Por que as roupas femininas têm menos bolsos do que as masculinas?
É tão incomum uma peça de roupa feminina ter bolsos realmente úteis que, quando eles existem, as mulheres não hesitam em exaltar esse detalhe. Mas por que, mesmo atualmente, vestidos e calças femininas costumam ter bolsos pequenos ou meramente decorativos? A resposta está na história da mulher na sociedade.
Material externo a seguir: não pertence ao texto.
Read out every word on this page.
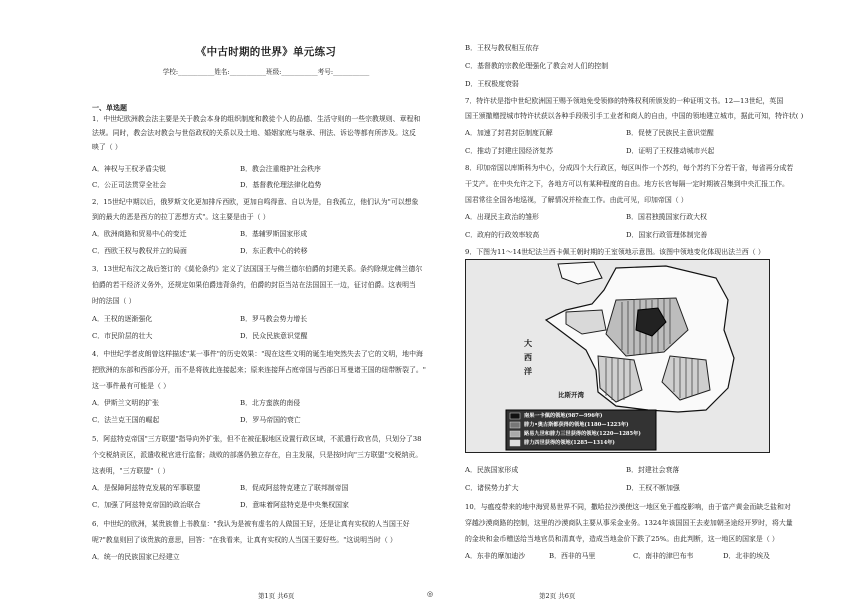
《中古时期的世界》单元练习
学校:___________姓名:___________班级:___________考号:___________
一、单选题
1．中世纪欧洲教会法主要是关于教会本身的组织制度和教徒个人的品德、生活守则的一些宗教规则、章程和
法规。同时，教会法对教会与世俗政权的关系以及土地、婚姻家庭与继承、刑法、诉讼等都有所涉及。这反
映了（ ）
A．神权与王权矛盾尖锐	B．教会注重维护社会秩序
C．公正司法贯穿全社会	D．基督教伦理法律化趋势
2．15世纪中期以后，俄罗斯文化更加排斥西欧，更加自鸣得意、自以为是，自我孤立，他们认为"可以想象
到的最大的恶是西方的拉丁恶想方式"。这主要是由于（ ）
A．欧洲商路和贸易中心的变迁	B．基辅罗斯国家形成
C．西欧王权与教权并立的局面	D．东正教中心的转移
3．13世纪布汶之战后签订的《莫伦条约》定义了法国国王与佛兰德尔伯爵的封建关系。条约除规定佛兰德尔
伯爵的若干经济义务外，还规定如果伯爵违背条约，伯爵的封臣当站在法国国王一边，征讨伯爵。这表明当
时的法国（ ）
A．王权的逐渐强化	B．罗马教会势力增长
C．市民阶层的壮大	D．民众民族意识觉醒
4．中世纪学者皮朗曾这样描述"某一事件"的历史效果："现在这些文明的诞生地突然失去了它的文明，地中海
把欧洲的东部和西部分开，而不是将彼此连接起来；原来连接拜占庭帝国与西部日耳曼诸王国的纽带断裂了。"
这一事件最有可能是（ ）
A．伊斯兰文明的扩张	B．北方蛮族的南侵
C．法兰克王国的崛起	D．罗马帝国的衰亡
5．阿兹特克帝国"三方联盟"指导向外扩张，但不在被征服地区设置行政区域，不派遣行政官员，只划分了38
个交税纳贡区，派遣收税官进行监督；战败的部落仍独立存在，自主发展，只是按时向"三方联盟"交税纳贡。
这表明，"三方联盟"（ ）
A．是保障阿兹特克发展的军事联盟	B．促成阿兹特克建立了联邦制帝国
C．加强了阿兹特克帝国的政治联合	D．意味着阿兹特克是中央集权国家
6．中世纪的欧洲，某贵族曾上书教皇："我认为是被有虚名的人做国王好，还是让真有实权的人当国王好
呢?"教皇则回了该贵族的意思，回答："在我看来，让真有实权的人当国王要好些。"这说明当时（ ）
A．统一的民族国家已经建立
第1页 共6页	◎
B．王权与教权相互依存
C．基督教的宗教伦理强化了教会对人们的控制
D．王权极度衰弱
7．特许状是指中世纪欧洲国王赐予领地免受领修的特殊权利所颁发的一种证明文书。12—13世纪，英国
国王颁撤赠授城市特许状获以各种手段吸引手工业者和商人的自由，中国的领地建立城市，据此可知，特许状( )
A．加速了封君封臣制度瓦解	B．促使了民族民主意识觉醒
C．推动了封建庄园经济复苏	D．证明了王权推动城市兴起
8．印加帝国以库斯科为中心，分成四个大行政区，每区叫作一个苏约，每个苏约下分若干省，每省再分成若
干艾产。在中央允许之下，各地方可以有某种程度的自由。地方长官每隔一定时期被召集到中央汇报工作。
国君常往全国各地巡视，了解情况并检查工作。由此可见，印加帝国（ ）
A．出现民主政治的雏形	B．国君独揽国家行政大权
C．政府的行政效率较高	D．国家行政管理体制完善
9．下图为11～14世纪法兰西卡佩王朝时期的王室领地示意图。该图中领地变化体现出法兰西（ ）
大
西
洋
比斯开湾
南果一卡佩的领地(987—996年)
腓力•奥古斯都获得的领地(1180—1223年)
路易九世和腓力三世获得的领地(1220—1285年)
腓力四世获得的领地(1285—1314年)
A．民族国家形成	B．封建社会衰落
C．诸侯势力扩大	D．王权不断加强
10．与瘟疫带来的地中海贸易世界不同，撒哈拉沙漠使这一地区免于瘟疫影响，由于富产黄金而缺乏盐和对
穿越沙漠商路的控制，这里的沙漠商队主要从事采金业务。1324年该国国王去麦加朝圣途经开罗时，将大量
的金块和金币赠送给当地官员和清真寺，造成当地金价下跌了25%。由此判断，这一地区的国家是（ ）
A．东非的摩加迪沙	B．西非的马里	C．南非的津巴布韦	D．北非的埃及
第2页 共6页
De acordo com João Braga, professor de história da moda da FAAP (Fundação Armando Alvares Penteado), de São Paulo (SP), a indumentária masculina ganhou bolsos depois de Napoleão Bonaparte, no século 18, quando surgiram os documentos pessoais e a necessidade de carregá-los sempre consigo. "Até então, homens e mulheres usavam apenas um acessório, chamado esmoleira, uma espécie de saquinho para carregar moedas para dar aos necessitados", explica o especialista.
Durante a Revolução Industrial, que aconteceu entre os séculos 18 e 19, houve também uma grande mudança na maneira dos homens de se vestirem. Peças muito enfeitadas deram lugar a roupas mais práticas e em cores sóbrias, porque o provedor saiu de casa para trabalhar nas indústrias. "Ele precisava levar seus pertences, seu dinheiro, de uma maneira prática. Essa revolução trouxe, então, a conscientização da necessidade de um bolso na roupa", fala Braga.
As peças femininas, no entanto, não mudaram muito desde a Revolução Francesa em relação aos bolsos. As roupas apertadas com espartilhos não tinham espaço para o detalhe ou para acomodar uma carteira interna, como era o costume na Idade Média, mas isso não fazia muita diferença. Afinal, mulheres estavam restritas ao ambiente doméstico e não precisavam carregar dinheiro ou qualquer coisa "útil" consigo. "E, quando saíam, levavam, por tradição e por ser considerado chique, uma pequena bolsa, onde tinha um espelho, uma caderneta e o leque", afirma o professor.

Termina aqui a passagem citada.